Anyone familiar with Andrew Gelman's excellent blog, Statistical Modeling, Causal Inference, and Social Science, would be keen to see his new book, aco-authored with Jennifer Hill. The book is titled Data Analysis Using Regression and Multilevel/Hierarchical Models, and has just been published by Cambridge University Press.

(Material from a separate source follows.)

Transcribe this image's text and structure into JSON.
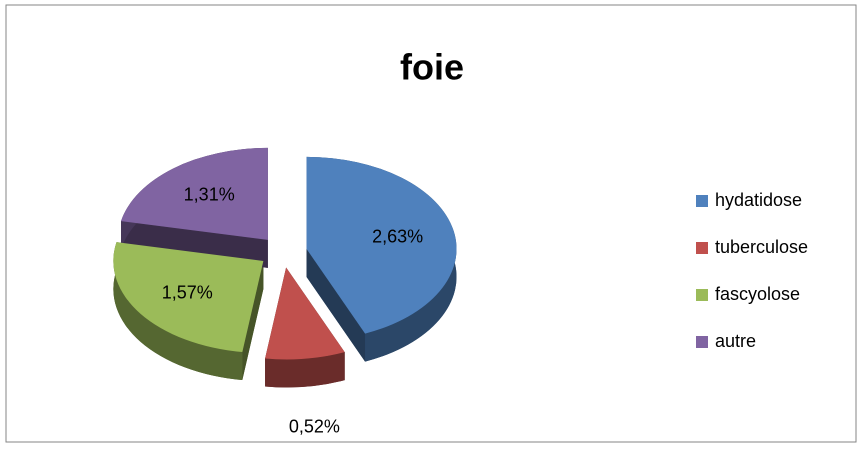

Judging by its table of contents it covers plenty of ground, including several that have been neglected by other authors:
1. Why?; 2. Concepts and methods from basic probability and statistics;
Part IA. Single-level Regression: 3. Linear regression: the basics; 4. Linear regression: before and after fitting the model; 5. Logistic regression; 6. Generalized linear models;
Part IB. Working with Regression Inferences: 7. Simulation of probability models and statistical inferences; 8. Simulation for checking statistical procedures and model fits; 9. Causal inference using regression on the treatment variable; 10. Causal inference using more advanced models;
Part IIA. Multilevel Regression: 11. Multilevel structures; 12. Multilevel linear models: the basics; 13. Multilevel linear models: varying slopes, non-nested models and other complexities; 14. Multilevel logistic regression; 15. Multilevel generalized linear models;
Part IIB. Fitting Multilevel Models: 16. Multilevel modeling in bugs and R: the basics; 17. Fitting multilevel linear and generalized linear models in bugs and R; 18. Likelihood and Bayesian inference and computation; 19. Debugging and speeding convergence;
Part III. From Data Collection to Model Understanding to Model Checking: 20. Sample size and power calculations; 21. Understanding and summarizing the fitted models; 22. Analysis of variance; 23. Causal inference using multilevel models; 24. Model checking and comparison; 25. Missing data imputation;
Appendixes: A. Six quick tips to improve your regression modeling; B. Statistical graphics for research and presentation; C. Software; References.
Caveat: I've ordered it but have not yet seen a copy. Comments welcome from those who have.